What was the greatest challenge that you encountered along the way?

The greatest challenge I have faced so far was a student whose parents wanted him to learn different material than he wanted to learn. I had to find a compromise where I was teaching what his parents desired for him, so they would let him continue to take lessons on the instrument he loved. But I had to make it fun for the student or he was not going to apply himself to his playing. So I found a way to teach the theory that his parents wanted him to learn, but to make it fun for him by incorporating songs he loved into the lessons. It was a win-win for the parents and the student. I was able to do what I love: to encourage another student to love the guitar, while improving his playing skills.

How would you describe your usual clients?

There really is no ‘usual client’ when it comes to Don’t Give Up Guitar. I have children and adult students. Their levels of experience range from those who are brand new on the guitar to those who have been playing for years. I have one family where their 7 year old is taking lessons, their teenager, and the father. There are no limits when it comes to teaching guitar. If the student has a desire to learn, then I can teach them!

What do you think is the most effective strategy to keep your customers happy and satisfied with your services?

Each student gets a free consult before we begin lessons. This allows me to get a feel for their level of experience, and gives them a taste of my teaching style. Then we can see if it’s a good fit. I also allow each student to help guide the lessons. I do not set a strict agenda and force them to follow along. They get to give input as to what they want to learn. I will suggest certain lessons based on their skill level, their understanding of theory, etc. But I always allow the student to change the direction of the lessons to ensure they get what they want out of it, and that they continue to love playing. So for instance, if one student is learning difficult theory for several weeks, we may take a week out to teach them a song they love, so they are encouraged to keep on with the theory. This allows them to begin to see how the theory is so critical and makes a heart connection by playing music they love. I always ensure there is an open feedback loop with the student (and parents). Asking them how I am doing and what they want done differently, is critical in order to adjust my teaching to the style that works for the student. Also, the lesson does not end when they go home. If a student has a question between lessons, they are encouraged to call or email me to get it answered. I do not want a student to feel that they are not being heard or responded to.

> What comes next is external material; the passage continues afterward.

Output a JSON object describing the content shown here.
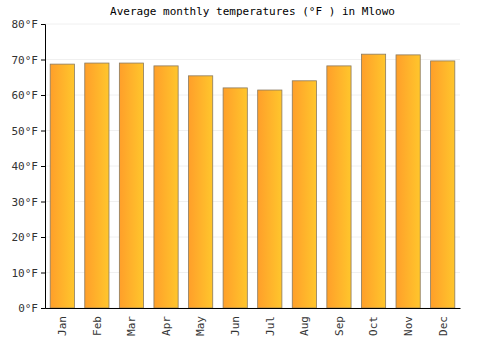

What was your most favorite and successful project?

My favorite project was making my first CD with a wonderful friend who has since passed away. In college, he majored in music and I was interested in making a CD. We worked together for months to get the recordings just right. We spent many hours in my garage with blankets up for sound barriers, etc. It was so fun working with a friend and doing what I love. And in the end we had recorded my first album. I have so many wonderful memories. I will never forget the experience or the friend! With regards to lessons, my favorite experience is when I get to see a student go from minimal guitar experience to full-on musician. I get to teach them theory, watch the light bulb come on as they ‘get it’, and then watch them as they develop into talented musicians, performing or writing their own music. It is so rewarding!

In a short line, how would you entice your potential consumers to book your service?

I have a ‘commercial’ that has been a great way to show my love for the guitar and demonstrate how the interaction with the customer looks. This has been a great tool for me. I also love to talk to the student (and parents) to discuss what they want out of the lessons, what their level of experience is, where they want to go with their music, etc. And with technology where it is today, it is so nice that location is no longer an issue. I can literally teach students across the world giving lessons over the internet. My business name is “Don’t Give Up Guitar”, and that is my mission. I take the underdogs and make them champions. I want to be your guitar coach. Bring it on. Let me help you reach your musical dreams!